Johann Caspar Goethe

Well, Goethe did study law in Leipzig and Strassburg, and he even studied (as had Caspar) at the imperial court in Wetzlar, but between Leipzig and Wetzlar other things intervened, The Sorrows of Young Werther of course being the most notable. Already in 1768, however, when Goethe was still only nineteen, he wrote to a friend of his “efforts to become, and his fairly well founded hopes of becoming, a good writer.” (Mein feuriger Kopf, mein Witz, meine Bemühung und ziemlich gegründete Hoffnung, mit der Zeit ein guter Autor zu werden.) Nicholas Boyle in his biography of Goethe writes that Goethe “was no Rimbaud” (Goethe’s earliest surviving poetry gives evidence of that), but Rimbaud (b. 1854) came of age in a far different literary milieu. The French language was a well-formed literary language by the time of his birth, whereas Germany in 1749, the year of Goethe’s birth, was not even a united nation, while its writers were in the process of forging a common literary language. So, too, Goethe’s earliest efforts were a pastiche, a hodgepodge, a babel, a collage: imitation on a wide scale. It took him several years to get his feet on the ground, so to speak, and craft his own inimitable idiom.

Alexander von Humboldt’s father died when Alexander was still a child, but his mother undertook his education with the aim of outfitting him to occupy a role in the Prussian civil service. He did follow her orders for a while, went as far as becoming an inspector of mines, a very important position. Unlike with Goethe we have more evidence of his youthful unhappiness and of his many forays into different pursuits. For instance, he associated with members of the important Berlin salons. As Maren Meinhardt writes of Humboldt’s integration into this “new and mysterious world,” it offered him “the prospect of transformation, of being not quite who he was. The unknown, shimmering and colorful always seemed enticing to him.”

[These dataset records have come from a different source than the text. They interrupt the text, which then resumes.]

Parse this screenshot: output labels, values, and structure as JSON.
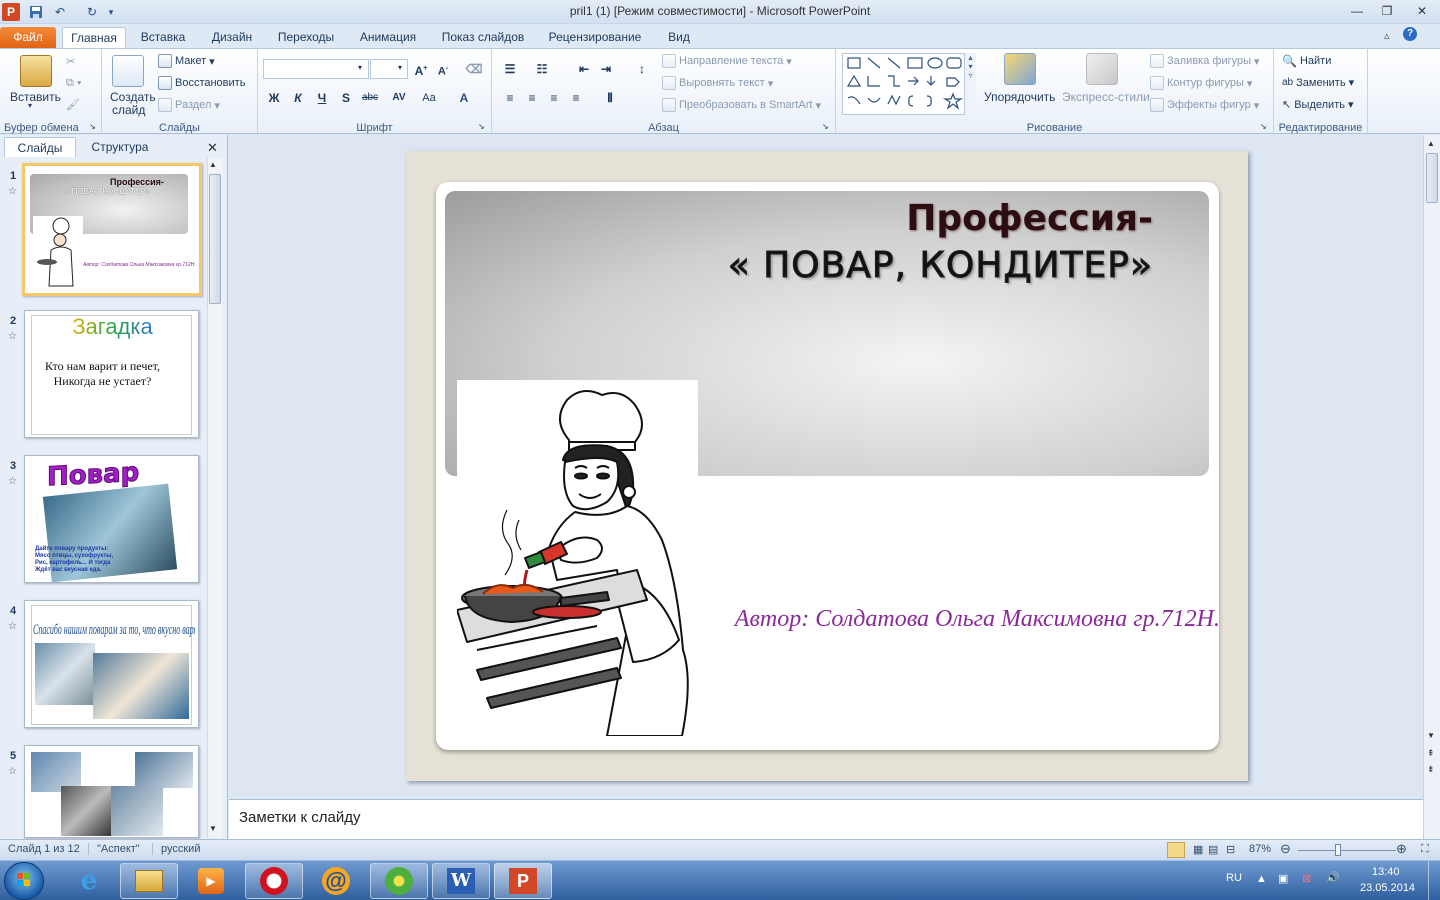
{
  "window": {
    "title": "pril1 (1) [Режим совместимости] - Microsoft PowerPoint"
  },
  "tabs": [
    "Файл",
    "Главная",
    "Вставка",
    "Дизайн",
    "Переходы",
    "Анимация",
    "Показ слайдов",
    "Рецензирование",
    "Вид"
  ],
  "ribbon": {
    "clipboard": {
      "paste": "Вставить",
      "group": "Буфер обмена"
    },
    "slides": {
      "new_slide_1": "Создать",
      "new_slide_2": "слайд",
      "layout": "Макет",
      "reset": "Восстановить",
      "section": "Раздел",
      "group": "Слайды"
    },
    "font": {
      "group": "Шрифт",
      "bold": "Ж",
      "italic": "К",
      "underline": "Ч",
      "shadow": "S",
      "strike": "abc",
      "spacing": "AV",
      "case": "Aa"
    },
    "paragraph": {
      "text_direction": "Направление текста",
      "align_text": "Выровнять текст",
      "smartart": "Преобразовать в SmartArt",
      "group": "Абзац"
    },
    "drawing": {
      "arrange": "Упорядочить",
      "quick_styles": "Экспресс-стили",
      "fill": "Заливка фигуры",
      "outline": "Контур фигуры",
      "effects": "Эффекты фигур",
      "group": "Рисование"
    },
    "editing": {
      "find": "Найти",
      "replace": "Заменить",
      "select": "Выделить",
      "group": "Редактирование"
    }
  },
  "panel": {
    "tabs": [
      "Слайды",
      "Структура"
    ],
    "thumbs": [
      {
        "num": "1",
        "title": "Профессия-",
        "subtitle": "« ПОВАР, КОНДИТЕР»",
        "author": "Автор: Солдатова Ольга Максимовна гр.712Н."
      },
      {
        "num": "2",
        "title": "Загадка",
        "line1": "Кто нам варит и печет,",
        "line2": "Никогда не устает?"
      },
      {
        "num": "3",
        "title": "Повар",
        "l1": "Дайте повару продукты:",
        "l2": "Мясо птицы, сухофрукты,",
        "l3": "Рис, картофель... И тогда",
        "l4": "Ждёт вас вкусная еда."
      },
      {
        "num": "4",
        "title": "Спасибо нашим поварам за то, что вкусно варят нам!"
      },
      {
        "num": "5"
      }
    ]
  },
  "slide": {
    "title": "Профессия-",
    "subtitle": "« ПОВАР, КОНДИТЕР»",
    "author": "Автор:  Солдатова Ольга Максимовна  гр.712Н."
  },
  "notes": {
    "placeholder": "Заметки к слайду"
  },
  "status": {
    "slide": "Слайд 1 из 12",
    "theme": "\"Аспект\"",
    "lang": "русский",
    "zoom": "87%"
  },
  "taskbar": {
    "lang": "RU",
    "time": "13:40",
    "date": "23.05.2014"
  },
  "colors": {
    "accent": "#e06415",
    "author": "#8a2a9a",
    "title": "#2b0d12"
  }
}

Guests at Henriette Herz's Literary Salon, ca. 1800

In the end, he didn’t even know what he would discover when he took off for South America in 1799: “no colonial power had sent him, nor did he represent any political or mercantile interest. Nor, for that matter, was anyone funding him. Instead, Humboldt put his own inheritance in the service of a scientific expedition for himself and his collaborator Aimé Bonpland, a journey that would last five years, the foremost purpose of which would be to satisfy his scientific curiosity.”

What Meinhardt writes of Humboldt could also be applied to Goethe’s early path in life: “his motivations were complex and the goal of his journey was to a very high degree unspecified.” Along with Fuseli, they were travelers, and their achievements came from uprooting themselves from familiar soil.

The influence of Goethe and Humboldt has been enormous, while the effect of Fuseli both during his life and afterward is still up in the air. While he occupied an important position in London literary and artistic life, his non-English background may have shortened his “outreach.”